Composed, written, and directed by Lang, the loser premiered in 2016 at the Brooklyn
Academy of Music Next Wave Festival. LA Opera gave the piece its West Coast premiere in
2019, in what The Los Angeles Times described as “a mesmerizingly virtuosic performance by
Rod Gilfry, destined for the annals of opera.” Recorded in LA and New York, the
loser features performances from Gilfry, pianist Conrad Tao, and the Bang On a Can Opera
Ensemble, conducted by Lesley Leighton.

the loser is the story of a sensitive, sophisticated man who dreams of becoming a concert
pianist until he and his friend attend the same master class as a young Glenn Gould. As their
lives diverge from Gould’s, revealing the distance that separates them from real musical
expression, both of their dreams are crushed. Lang first read Bernhard's novel in 1998, when
a friend recommended it to him. Describing the experience of reading The Loser, Lang
recalled, "I was immediately hooked by the power of the novel, especially the psycho energy
of the narrator. With no paragraphs, and with almost every other sentence changing focus
and time and perspective and subject, it really felt like a rant to me—a passionate, smart, rich,
unhappy man ranting about his life. I couldn't read it silently. I ended up yelling the entire
book to my reflection in the mirror in my bathroom, from start to finish, which was very
exciting. And that day I started imagining what it would be like to add music to it."

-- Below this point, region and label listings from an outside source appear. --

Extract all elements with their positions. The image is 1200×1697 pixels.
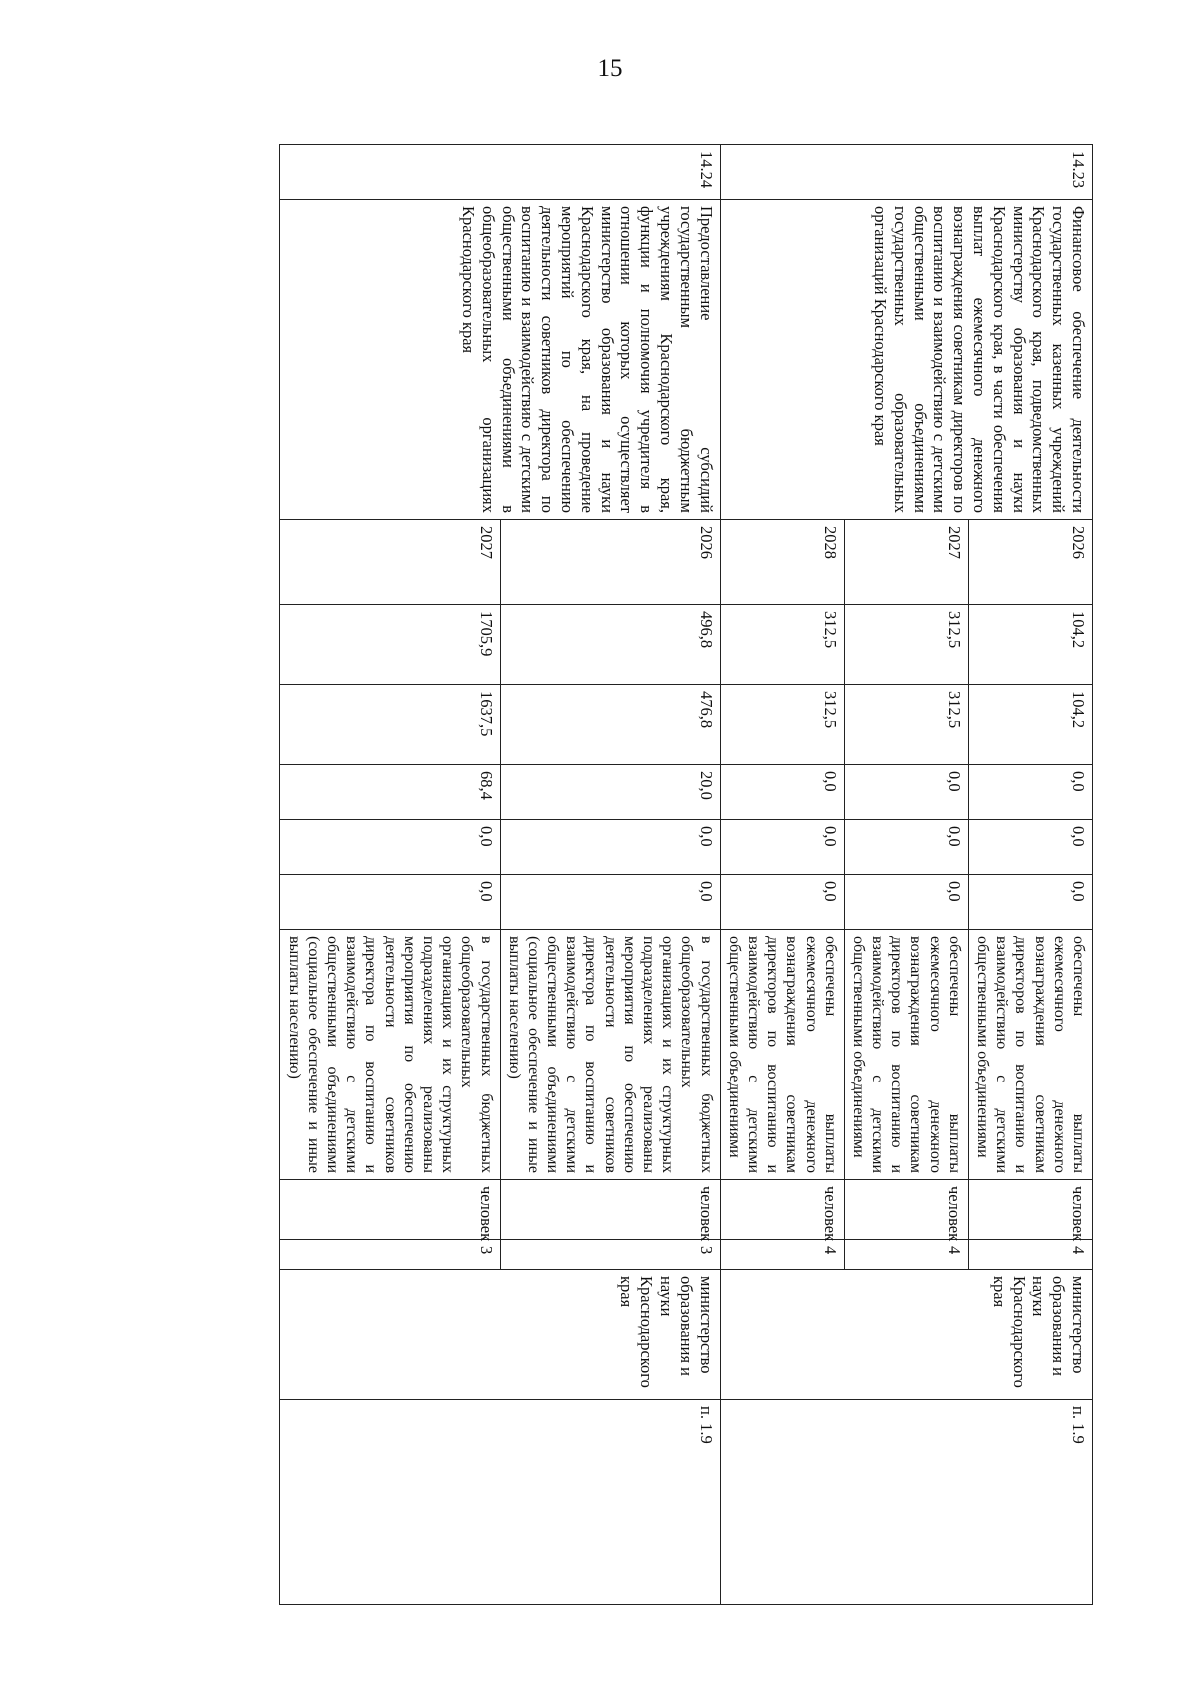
result-cell: обеспечены выплаты ежемесячного денежного вознаграждения советникам директоров по воспитанию и взаимодействию с детскими общественными объединениями	[720, 930, 844, 1180]
result-cell: обеспечены выплаты ежемесячного денежного вознаграждения советникам директоров по воспитанию и взаимодействию с детскими общественными объединениями	[968, 930, 1092, 1180]
row-number: 14.23	[720, 145, 1092, 200]
budget-cell: 20,0	[500, 765, 720, 820]
table-row	[500, 145, 720, 1605]
budget-cell: 104,2	[968, 685, 1092, 765]
unit-cell: человек	[280, 1180, 500, 1240]
year-cell: 2027	[844, 520, 968, 605]
budget-cell: 0,0	[844, 875, 968, 930]
budget-cell: 68,4	[280, 765, 500, 820]
value-cell: 4	[720, 1240, 844, 1270]
budget-cell: 0,0	[500, 820, 720, 875]
row-number: 14.24	[280, 145, 720, 200]
rotated-table-container	[183, 144, 1093, 1604]
budget-cell: 312,5	[720, 685, 844, 765]
budget-cell: 0,0	[280, 820, 500, 875]
page-number: 15	[597, 55, 623, 82]
unit-cell: человек	[844, 1180, 968, 1240]
budget-cell: 0,0	[720, 875, 844, 930]
total-cell: 312,5	[844, 605, 968, 685]
budget-cell: 0,0	[844, 820, 968, 875]
value-cell: 3	[500, 1240, 720, 1270]
unit-cell: человек	[500, 1180, 720, 1240]
value-cell: 4	[844, 1240, 968, 1270]
budget-cell: 0,0	[968, 765, 1092, 820]
result-cell: в государственных бюджетных общеобразовательных организациях и их структурных подразделениях реализованы мероприятия по обеспечению деятельности советников директора по воспитанию и взаимодействию с детскими общественными объединениями (социальное обеспечение и иные выплаты населению)	[500, 930, 720, 1180]
program-table	[280, 144, 1094, 1605]
measure-title: Финансовое обеспечение деятельности государственных казенных учреждений Краснодарского края, подведомственных министерству образования и науки Краснодарского края, в части обеспечения выплат ежемесячного денежного вознаграждения советникам директоров по воспитанию и взаимодействию с детскими общественными объединениями государственных образовательных организаций Краснодарского края	[720, 200, 1092, 520]
total-cell: 496,8	[500, 605, 720, 685]
budget-cell: 0,0	[720, 820, 844, 875]
budget-cell: 0,0	[720, 765, 844, 820]
total-cell: 104,2	[968, 605, 1092, 685]
year-cell: 2027	[280, 520, 500, 605]
unit-cell: человек	[968, 1180, 1092, 1240]
budget-cell: 0,0	[280, 875, 500, 930]
budget-cell: 0,0	[500, 875, 720, 930]
executor-cell: министерство образования и науки Краснодарского края	[280, 1270, 720, 1400]
budget-cell: 0,0	[844, 765, 968, 820]
year-cell: 2028	[720, 520, 844, 605]
year-cell: 2026	[500, 520, 720, 605]
result-cell: обеспечены выплаты ежемесячного денежного вознаграждения советникам директоров по воспитанию и взаимодействию с детскими общественными объединениями	[844, 930, 968, 1180]
budget-cell: 312,5	[844, 685, 968, 765]
budget-cell: 0,0	[968, 875, 1092, 930]
year-cell: 2026	[968, 520, 1092, 605]
value-cell: 4	[968, 1240, 1092, 1270]
budget-cell: 1637,5	[280, 685, 500, 765]
unit-cell: человек	[720, 1180, 844, 1240]
result-cell: в государственных бюджетных общеобразовательных организациях и их структурных подразделениях реализованы мероприятия по обеспечению деятельности советников директора по воспитанию и взаимодействию с детскими общественными объединениями (социальное обеспечение и иные выплаты населению)	[280, 930, 500, 1180]
value-cell: 3	[280, 1240, 500, 1270]
measure-title: Предоставление субсидий государственным бюджетным учреждениям Краснодарского края, функции и полномочия учредителя в отношении которых осуществляет министерство образования и науки Краснодарского края, на проведение мероприятий по обеспечению деятельности советников директора по воспитанию и взаимодействию с детскими общественными объединениями в общеобразовательных организациях Краснодарского края	[280, 200, 720, 520]
reference-cell: п. 1.9	[280, 1400, 720, 1605]
table-row	[968, 145, 1092, 1605]
total-cell: 1705,9	[280, 605, 500, 685]
reference-cell: п. 1.9	[720, 1400, 1092, 1605]
budget-cell: 0,0	[968, 820, 1092, 875]
total-cell: 312,5	[720, 605, 844, 685]
executor-cell: министерство образования и науки Краснодарского края	[720, 1270, 1092, 1400]
budget-cell: 476,8	[500, 685, 720, 765]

the loser is Lang’s third full-length opera recording with Cantaloupe Music. This past October,
the label released Lang’s anatomy theater. With a libretto written by visual artist Mark Dion
and inspired by medical texts from the 18th and 19th centuries, anatomy theater takes as its
subject the public dissection of convicted murderer Sarah Osborne—a common practice in
an era when it was believed that the anatomy of criminals was marked by spiritual corruption,
physically different than that of law-abiding citizens. But Osborne’s physical innards are not
the only thing being dissected: anatomy theater brings into focus the subjectivities inherent in
observation, questioning the authority of science made spectacle in the name of an illusory
moral hierarchy. anatomy theater features performances from Peabody Southwell (Sarah
Osborne), Marc Kudisch (Joshua Crouch), Robert Osborne (Baron Peel), and Timur (Ambrose
Strang), as well as the International Contemporary Ensemble, conducted by Christopher
Rountree. Lang’s first Cantaloupe opera recording was 2015’s the difficulty of crossing a
field.

Lang is known for his vocal music, including his Pulitzer Prize-winning the little match girl
passion, and for writing narrative music for dance, films, and theatrical productions, as well as
his own operas. He earned Golden Globe, Critics' Choice, and Academy Award nominations
for his music for Paolo Sorrentino's film Youth. Their collaboration began when Sorrentino
used Lang's music in his Academy Award-winning La Grande Bellezza. Most recently, Lang
scored Paul Dano's directorial debut, Wildlife, as well as Patty Jenkins’s limited series I Am
the Night.

Lang’s 2019 opera prisoner of the state recently had its European premiere with the BBC
Symphony Orchestra at London’s Barbican Centre. With a libretto by the composer that
refers self-consciously to Beethoven’s Fidelio, prisoner of the state is the story of a woman
who disguises herself as a prison guard to rescue her husband from unjust political
imprisonment. The piece, which was premiered last season by co-commissioner New York
Philharmonic with Jaap van Zweden conducting, refines the unrealized political potential
of Fidelio, bringing to center stage the concepts of imprisonment, free will, and political
power. Later in the season, prisoner of the state will tour continental Europe with
performances by the Bochum Symphony, Malmö Opera, and Orquestra OBC.